Il cardinale Marx è specialista sia della dottrina socio-economica della Chiesa sia della storia della dottrina sociale cattolica, particolarmente nei Paesi di lingua tedesca, e si situano qui i punti di forza del libro. L’attenzione del lettore è però pure attirata da qualche obiter dictum su altri temi. Il cardinale ricorda per esempio come da ambienti che di solito lo criticano per il suo atteggiamento “severo” “nell’ambito dell’etica sessuale” gli siano venute lodi per essersi “espresso contro la guerra in Iraq” (p. 130), e afferma pure – con riferimento alle controversie sul penitenziario dove l’amministrazione degli Stati Uniti d’America ha rinchiuso dopo l’11 settembre 2001 sospetti di terrorismo in attesa di processo – che “il sistema di Guantanamo Bay è sbagliato” (p. 145).
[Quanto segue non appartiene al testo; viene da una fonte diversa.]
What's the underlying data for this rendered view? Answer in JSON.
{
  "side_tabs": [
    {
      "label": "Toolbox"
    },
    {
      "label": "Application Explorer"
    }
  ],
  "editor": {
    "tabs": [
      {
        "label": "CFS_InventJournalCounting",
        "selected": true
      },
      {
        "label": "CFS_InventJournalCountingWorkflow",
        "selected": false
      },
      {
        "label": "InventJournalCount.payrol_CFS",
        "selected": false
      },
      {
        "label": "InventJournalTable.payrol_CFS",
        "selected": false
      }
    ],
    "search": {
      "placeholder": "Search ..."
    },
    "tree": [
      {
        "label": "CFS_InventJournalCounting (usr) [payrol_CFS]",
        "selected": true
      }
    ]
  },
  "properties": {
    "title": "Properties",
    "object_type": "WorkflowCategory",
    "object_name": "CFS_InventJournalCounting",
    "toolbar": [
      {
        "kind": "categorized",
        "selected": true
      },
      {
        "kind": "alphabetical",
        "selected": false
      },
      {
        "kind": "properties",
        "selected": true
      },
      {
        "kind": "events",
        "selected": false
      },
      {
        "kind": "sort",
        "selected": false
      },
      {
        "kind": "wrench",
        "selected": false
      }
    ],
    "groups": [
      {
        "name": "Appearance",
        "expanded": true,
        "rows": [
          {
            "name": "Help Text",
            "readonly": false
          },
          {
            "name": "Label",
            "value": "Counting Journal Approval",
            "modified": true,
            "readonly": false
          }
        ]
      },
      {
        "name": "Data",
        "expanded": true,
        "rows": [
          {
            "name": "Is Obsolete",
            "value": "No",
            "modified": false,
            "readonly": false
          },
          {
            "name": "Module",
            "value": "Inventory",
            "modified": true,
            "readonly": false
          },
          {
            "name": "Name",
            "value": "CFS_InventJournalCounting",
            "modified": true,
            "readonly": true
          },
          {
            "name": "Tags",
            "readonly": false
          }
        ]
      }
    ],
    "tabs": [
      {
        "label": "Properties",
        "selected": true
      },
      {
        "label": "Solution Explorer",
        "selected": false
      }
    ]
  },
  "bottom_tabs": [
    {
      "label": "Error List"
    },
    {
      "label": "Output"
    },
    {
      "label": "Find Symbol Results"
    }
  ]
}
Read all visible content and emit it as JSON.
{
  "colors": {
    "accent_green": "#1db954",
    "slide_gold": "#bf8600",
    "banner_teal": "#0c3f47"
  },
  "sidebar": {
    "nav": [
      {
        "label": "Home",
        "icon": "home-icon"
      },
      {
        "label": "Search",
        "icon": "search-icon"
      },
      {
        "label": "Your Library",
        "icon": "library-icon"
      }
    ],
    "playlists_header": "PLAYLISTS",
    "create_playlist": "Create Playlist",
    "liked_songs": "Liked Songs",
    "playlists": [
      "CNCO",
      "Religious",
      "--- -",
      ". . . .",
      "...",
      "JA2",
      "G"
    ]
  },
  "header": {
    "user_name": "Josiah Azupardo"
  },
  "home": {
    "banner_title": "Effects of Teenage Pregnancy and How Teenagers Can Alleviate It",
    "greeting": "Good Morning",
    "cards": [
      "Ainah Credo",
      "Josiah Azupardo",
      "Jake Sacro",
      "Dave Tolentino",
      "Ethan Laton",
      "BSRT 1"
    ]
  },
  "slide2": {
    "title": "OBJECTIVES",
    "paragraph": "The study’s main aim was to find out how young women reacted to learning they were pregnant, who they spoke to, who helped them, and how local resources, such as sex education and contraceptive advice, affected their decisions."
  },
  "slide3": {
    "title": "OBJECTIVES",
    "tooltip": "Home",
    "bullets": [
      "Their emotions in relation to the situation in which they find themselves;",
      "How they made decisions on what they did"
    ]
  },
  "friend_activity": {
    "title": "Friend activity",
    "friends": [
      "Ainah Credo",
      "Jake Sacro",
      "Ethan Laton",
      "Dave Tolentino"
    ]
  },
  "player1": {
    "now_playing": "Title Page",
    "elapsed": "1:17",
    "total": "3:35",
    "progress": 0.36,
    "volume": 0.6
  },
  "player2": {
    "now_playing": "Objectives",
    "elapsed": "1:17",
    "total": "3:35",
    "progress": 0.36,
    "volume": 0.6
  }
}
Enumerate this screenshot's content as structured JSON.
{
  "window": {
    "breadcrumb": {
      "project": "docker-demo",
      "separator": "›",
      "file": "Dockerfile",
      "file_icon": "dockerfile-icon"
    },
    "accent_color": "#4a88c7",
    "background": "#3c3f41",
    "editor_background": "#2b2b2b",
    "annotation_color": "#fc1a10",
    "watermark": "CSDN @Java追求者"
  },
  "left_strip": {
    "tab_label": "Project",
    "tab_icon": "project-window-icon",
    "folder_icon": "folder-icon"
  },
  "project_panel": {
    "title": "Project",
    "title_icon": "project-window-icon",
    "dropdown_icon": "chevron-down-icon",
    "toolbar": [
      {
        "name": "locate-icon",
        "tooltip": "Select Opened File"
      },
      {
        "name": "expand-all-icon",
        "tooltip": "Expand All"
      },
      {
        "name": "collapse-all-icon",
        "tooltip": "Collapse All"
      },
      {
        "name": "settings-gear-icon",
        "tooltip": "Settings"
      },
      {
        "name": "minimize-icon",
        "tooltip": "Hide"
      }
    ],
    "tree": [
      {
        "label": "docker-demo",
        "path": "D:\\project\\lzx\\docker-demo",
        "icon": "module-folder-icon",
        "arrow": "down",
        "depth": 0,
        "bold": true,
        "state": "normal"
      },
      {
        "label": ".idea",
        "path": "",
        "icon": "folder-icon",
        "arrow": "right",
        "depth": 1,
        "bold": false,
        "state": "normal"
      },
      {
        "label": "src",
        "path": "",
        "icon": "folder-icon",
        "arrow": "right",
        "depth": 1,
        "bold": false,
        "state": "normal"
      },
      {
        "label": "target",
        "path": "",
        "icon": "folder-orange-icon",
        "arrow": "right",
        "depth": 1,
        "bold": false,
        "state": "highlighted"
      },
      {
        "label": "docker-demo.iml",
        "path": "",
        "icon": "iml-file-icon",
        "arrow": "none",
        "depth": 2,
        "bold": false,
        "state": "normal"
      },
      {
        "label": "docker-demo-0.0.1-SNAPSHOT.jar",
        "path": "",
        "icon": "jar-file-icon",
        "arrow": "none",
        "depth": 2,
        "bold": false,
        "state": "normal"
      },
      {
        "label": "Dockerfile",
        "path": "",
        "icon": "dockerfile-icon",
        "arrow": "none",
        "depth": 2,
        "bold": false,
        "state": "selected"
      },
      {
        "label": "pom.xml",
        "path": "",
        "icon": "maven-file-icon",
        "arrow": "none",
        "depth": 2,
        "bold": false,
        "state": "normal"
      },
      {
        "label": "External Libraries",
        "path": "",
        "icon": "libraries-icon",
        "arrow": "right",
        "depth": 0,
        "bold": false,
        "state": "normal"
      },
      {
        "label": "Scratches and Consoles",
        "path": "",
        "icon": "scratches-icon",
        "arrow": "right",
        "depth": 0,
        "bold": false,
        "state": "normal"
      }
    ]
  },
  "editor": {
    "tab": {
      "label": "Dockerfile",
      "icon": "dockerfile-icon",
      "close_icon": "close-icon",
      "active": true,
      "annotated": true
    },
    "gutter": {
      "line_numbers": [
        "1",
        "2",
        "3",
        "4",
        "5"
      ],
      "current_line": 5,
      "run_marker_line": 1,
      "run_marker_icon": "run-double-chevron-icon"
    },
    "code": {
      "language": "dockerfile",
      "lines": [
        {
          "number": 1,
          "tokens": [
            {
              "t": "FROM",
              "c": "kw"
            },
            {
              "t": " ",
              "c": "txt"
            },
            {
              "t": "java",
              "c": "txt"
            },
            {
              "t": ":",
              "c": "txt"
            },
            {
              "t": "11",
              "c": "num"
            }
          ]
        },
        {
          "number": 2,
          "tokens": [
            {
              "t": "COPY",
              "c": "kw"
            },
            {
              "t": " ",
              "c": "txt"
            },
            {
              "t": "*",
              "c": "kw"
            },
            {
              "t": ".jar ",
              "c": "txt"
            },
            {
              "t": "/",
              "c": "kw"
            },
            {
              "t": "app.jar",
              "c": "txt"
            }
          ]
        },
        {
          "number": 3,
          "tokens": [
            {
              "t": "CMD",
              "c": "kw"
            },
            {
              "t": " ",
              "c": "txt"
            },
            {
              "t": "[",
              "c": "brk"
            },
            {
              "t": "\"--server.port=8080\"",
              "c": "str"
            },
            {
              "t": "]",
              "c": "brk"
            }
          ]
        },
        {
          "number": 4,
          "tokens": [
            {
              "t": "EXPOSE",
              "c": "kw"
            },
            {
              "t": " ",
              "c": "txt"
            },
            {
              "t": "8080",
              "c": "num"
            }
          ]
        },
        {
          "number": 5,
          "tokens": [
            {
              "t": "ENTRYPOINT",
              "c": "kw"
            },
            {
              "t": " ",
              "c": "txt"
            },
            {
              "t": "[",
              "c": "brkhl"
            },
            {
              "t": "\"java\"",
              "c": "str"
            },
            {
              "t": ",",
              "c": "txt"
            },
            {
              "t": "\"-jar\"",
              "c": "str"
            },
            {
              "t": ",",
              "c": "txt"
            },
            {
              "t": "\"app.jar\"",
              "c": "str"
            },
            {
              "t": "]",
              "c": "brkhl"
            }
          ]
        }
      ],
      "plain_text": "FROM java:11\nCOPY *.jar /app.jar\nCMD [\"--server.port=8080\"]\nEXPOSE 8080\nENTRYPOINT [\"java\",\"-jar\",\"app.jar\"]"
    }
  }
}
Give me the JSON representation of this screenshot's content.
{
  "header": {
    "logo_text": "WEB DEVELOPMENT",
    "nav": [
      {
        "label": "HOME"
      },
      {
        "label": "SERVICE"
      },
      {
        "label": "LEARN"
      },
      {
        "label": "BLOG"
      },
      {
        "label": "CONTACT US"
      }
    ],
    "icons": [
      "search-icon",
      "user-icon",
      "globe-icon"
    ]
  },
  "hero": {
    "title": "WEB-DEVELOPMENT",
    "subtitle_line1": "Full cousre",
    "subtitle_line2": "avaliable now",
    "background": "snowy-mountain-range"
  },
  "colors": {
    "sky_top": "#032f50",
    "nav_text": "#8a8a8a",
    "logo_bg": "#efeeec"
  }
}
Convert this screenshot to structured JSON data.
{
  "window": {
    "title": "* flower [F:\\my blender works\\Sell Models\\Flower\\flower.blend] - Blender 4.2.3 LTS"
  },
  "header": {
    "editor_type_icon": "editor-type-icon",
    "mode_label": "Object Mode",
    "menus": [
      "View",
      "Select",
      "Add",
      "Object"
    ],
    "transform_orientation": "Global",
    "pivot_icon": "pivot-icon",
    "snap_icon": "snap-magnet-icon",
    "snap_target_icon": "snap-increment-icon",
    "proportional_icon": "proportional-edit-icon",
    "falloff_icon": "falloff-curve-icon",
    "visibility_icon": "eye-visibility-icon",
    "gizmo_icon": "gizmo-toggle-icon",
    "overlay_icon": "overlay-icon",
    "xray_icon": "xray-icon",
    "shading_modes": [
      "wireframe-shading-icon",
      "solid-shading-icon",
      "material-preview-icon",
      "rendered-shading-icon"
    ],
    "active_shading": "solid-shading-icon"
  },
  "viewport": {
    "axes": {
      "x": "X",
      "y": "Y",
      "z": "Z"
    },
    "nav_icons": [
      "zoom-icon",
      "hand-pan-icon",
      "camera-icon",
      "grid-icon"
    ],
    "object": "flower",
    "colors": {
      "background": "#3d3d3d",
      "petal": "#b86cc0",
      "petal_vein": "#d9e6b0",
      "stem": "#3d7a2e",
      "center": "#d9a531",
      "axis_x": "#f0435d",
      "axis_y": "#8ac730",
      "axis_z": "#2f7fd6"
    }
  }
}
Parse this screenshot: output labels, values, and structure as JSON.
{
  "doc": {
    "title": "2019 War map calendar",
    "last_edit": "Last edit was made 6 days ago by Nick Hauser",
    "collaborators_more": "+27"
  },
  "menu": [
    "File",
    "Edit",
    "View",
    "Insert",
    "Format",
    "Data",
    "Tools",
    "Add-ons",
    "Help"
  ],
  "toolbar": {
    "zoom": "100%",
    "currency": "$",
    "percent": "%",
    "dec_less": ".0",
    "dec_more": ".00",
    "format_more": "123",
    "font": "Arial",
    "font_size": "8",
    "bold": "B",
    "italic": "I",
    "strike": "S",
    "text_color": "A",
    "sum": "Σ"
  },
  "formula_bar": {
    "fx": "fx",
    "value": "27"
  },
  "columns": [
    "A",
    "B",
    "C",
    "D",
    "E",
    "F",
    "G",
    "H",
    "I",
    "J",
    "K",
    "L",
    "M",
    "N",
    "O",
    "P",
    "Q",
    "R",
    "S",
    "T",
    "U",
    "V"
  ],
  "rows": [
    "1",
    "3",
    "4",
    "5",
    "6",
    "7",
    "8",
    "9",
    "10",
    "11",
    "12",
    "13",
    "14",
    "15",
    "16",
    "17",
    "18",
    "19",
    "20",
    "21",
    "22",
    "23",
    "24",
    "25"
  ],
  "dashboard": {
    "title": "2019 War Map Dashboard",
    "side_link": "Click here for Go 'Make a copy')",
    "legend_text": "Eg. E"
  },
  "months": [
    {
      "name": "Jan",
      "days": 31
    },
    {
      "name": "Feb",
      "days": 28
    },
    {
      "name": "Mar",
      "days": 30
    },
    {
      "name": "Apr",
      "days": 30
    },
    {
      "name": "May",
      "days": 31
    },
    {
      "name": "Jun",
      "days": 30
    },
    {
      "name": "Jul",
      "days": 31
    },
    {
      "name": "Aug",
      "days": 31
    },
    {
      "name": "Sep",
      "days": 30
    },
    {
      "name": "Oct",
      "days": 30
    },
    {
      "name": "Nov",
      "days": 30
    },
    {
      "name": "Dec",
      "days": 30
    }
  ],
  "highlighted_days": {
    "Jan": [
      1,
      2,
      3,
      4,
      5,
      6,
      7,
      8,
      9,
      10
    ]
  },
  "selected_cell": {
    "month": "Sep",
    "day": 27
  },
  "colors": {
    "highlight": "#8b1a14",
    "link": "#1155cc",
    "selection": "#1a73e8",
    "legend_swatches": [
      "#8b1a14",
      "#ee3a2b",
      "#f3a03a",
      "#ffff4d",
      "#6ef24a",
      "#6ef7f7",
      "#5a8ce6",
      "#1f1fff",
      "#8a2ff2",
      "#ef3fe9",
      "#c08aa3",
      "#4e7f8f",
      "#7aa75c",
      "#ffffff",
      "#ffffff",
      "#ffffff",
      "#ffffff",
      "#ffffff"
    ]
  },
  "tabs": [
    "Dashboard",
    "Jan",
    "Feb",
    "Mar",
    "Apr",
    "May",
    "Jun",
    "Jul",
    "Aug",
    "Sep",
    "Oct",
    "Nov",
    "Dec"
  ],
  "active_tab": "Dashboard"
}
Non si tratta di temi centrali nel volume, e a suo tempo, nel 2004 – scrivendo ai vescovi degli Stati Uniti nella sua funzione di prefetto della Congregazione per la dottrina della fede – il cardinale Joseph Ratzinger ricordava che “ci può essere una legittima diversità di opinione anche tra i cattolici sul fare la guerra”, mentre non può esserci – per esempio – in tema di aborto o di eutanasia (lettera “Dignità a ricevere la santa Comunione. Principi generali”). Né è forse un libro sulla crisi economica il luogo dove chiedere al cardinale Marx di spiegarsi sulle alternative che, a suo avviso, gli Stati Uniti d’America avrebbero potuto adottare in tema di lotta al terrorismo dopo l’11 settembre 2001.

Peraltro, non è priva d’interesse l’argomentazione storica del cardinale Marx in materia di diritti umani. Il capitale contiene una distinzione in tema d’Illuminismo che si ritrova anche in testi di Benedetto XVI, e che apprezza – distinguendolo dall’Illuminismo francese – in particolare quello inglese per la sua attenzione ai temi morali.

I testi del cardinale Marx (e – sembrerebbe – anche di Benedetto XVI) hanno la loro radice, non citata esplicitamente ma talora richiamata in modo quasi letterale, nelle analisi dell’Illuminismo della storica statunitense di famiglia ebrea tedesca Gertrude Himmelfarb (rispettivamente moglie e madre di due esponenti importanti del movimento neo-conservatore, William e Irving Kristol).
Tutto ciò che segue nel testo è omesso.